The presence of anti-SSA or a positive salivary gland biopsy is mandatory for the diagnosis of pSS, but the classification criteria are more suitable for use in clinical trials and epidemiologic studies to allow standardization and comparability of findings across studies [11, 21, 22]. The clinical manifestations of pSS are heterogeneous and the diagnosis must be based on the clinical assessment of all data, including clinical findings, laboratory tests, and pathological examination. The clinical diagnosis based on expert opinion is also important [22]. In this study, a small number of biopsy-negative patients (nine with 0 ≤ FS < 1 and six with NSCS) without anti-SSA were clinically diagnosed with pSS after evaluation by the experienced rheumatologist in our team based on the typical manifestations, high titer of ANA, and positive anti-Ro52. Some of these biopsy-negative tissues exhibited significant lymphocytic infiltration or had a focus, but did not achieve FS ≥ 1. Moreover, LSG biopsy had some limitations. Examination of multiple tissue sections in the same specimen may identify focal infiltration in some biopsy-negative patients because mild FLS foci are unevenly distributed [23]. Another possibility is that the biopsy may not obtain the damaged LSG, thereby not accurately reflecting the condition of the salivary glands [22].

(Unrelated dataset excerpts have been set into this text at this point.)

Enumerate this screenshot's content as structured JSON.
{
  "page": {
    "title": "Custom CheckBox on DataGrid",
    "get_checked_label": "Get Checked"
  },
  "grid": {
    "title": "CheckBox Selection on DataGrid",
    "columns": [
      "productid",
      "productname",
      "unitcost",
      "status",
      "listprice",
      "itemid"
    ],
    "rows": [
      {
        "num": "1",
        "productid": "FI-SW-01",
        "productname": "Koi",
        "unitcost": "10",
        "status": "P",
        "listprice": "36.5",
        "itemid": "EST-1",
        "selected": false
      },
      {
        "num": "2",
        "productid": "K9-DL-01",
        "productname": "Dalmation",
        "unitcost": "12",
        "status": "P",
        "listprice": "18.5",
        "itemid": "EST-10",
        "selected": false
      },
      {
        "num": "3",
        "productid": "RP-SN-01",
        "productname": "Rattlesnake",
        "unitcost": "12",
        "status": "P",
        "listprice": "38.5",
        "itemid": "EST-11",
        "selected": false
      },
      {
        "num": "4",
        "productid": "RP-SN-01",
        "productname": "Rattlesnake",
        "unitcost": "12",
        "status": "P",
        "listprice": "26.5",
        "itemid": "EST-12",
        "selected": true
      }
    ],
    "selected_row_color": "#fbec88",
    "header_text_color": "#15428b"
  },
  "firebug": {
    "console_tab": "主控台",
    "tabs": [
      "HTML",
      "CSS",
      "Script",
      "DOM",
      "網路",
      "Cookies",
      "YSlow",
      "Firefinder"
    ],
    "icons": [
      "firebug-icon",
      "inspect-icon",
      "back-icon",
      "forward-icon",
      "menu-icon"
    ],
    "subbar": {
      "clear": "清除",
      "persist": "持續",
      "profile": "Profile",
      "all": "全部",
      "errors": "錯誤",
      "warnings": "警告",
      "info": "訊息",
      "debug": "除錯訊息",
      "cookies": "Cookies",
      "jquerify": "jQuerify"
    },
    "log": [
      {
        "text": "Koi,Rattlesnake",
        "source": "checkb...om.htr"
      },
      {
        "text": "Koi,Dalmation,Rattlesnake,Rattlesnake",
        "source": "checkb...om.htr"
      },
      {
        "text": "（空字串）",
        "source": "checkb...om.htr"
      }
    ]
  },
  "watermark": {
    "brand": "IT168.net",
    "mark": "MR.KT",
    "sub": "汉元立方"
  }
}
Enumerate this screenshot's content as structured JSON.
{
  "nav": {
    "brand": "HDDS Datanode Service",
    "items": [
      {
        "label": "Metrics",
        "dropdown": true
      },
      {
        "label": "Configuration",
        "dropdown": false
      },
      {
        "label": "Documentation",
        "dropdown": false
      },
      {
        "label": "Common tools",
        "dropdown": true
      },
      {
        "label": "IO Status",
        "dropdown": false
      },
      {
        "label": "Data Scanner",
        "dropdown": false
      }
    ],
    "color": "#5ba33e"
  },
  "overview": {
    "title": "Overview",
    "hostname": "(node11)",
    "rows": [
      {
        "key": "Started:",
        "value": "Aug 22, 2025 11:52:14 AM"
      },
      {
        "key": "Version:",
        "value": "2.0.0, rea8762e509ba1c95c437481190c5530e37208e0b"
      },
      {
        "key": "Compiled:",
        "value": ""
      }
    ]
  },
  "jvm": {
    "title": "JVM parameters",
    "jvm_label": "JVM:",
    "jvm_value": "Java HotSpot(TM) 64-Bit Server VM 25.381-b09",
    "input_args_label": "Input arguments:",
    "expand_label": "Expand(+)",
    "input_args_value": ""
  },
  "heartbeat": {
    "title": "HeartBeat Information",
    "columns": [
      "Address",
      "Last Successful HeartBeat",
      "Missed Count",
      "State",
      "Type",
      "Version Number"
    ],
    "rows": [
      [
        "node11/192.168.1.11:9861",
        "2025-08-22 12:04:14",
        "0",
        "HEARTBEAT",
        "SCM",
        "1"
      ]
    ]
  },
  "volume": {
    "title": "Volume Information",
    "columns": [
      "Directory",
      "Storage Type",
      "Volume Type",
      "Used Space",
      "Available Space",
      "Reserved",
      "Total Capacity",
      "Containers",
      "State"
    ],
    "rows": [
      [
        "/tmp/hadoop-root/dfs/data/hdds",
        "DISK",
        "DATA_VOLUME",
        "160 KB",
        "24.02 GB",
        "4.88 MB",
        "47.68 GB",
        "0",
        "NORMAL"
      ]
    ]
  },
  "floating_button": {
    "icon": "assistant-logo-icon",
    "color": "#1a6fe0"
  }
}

There were some limitations in this study. This study included a relatively small number of pSS patients with NSCS and sicca NSCS controls; however, these patients were identified from among 425 LSG biopsy participants, which was a relatively large cohort. In future studies, a large cohort should be included to verify these results. Another limitation was that the pathological reports regarding the degree of lymphocytic infiltration in NSCS were subjective, but the evaluation was performed by the same experienced pathologist. In addition, we did not examine lymphoepithelial lesions and germinal centers of LSG tissues in pathological reports, which needs to be addressed in future studies.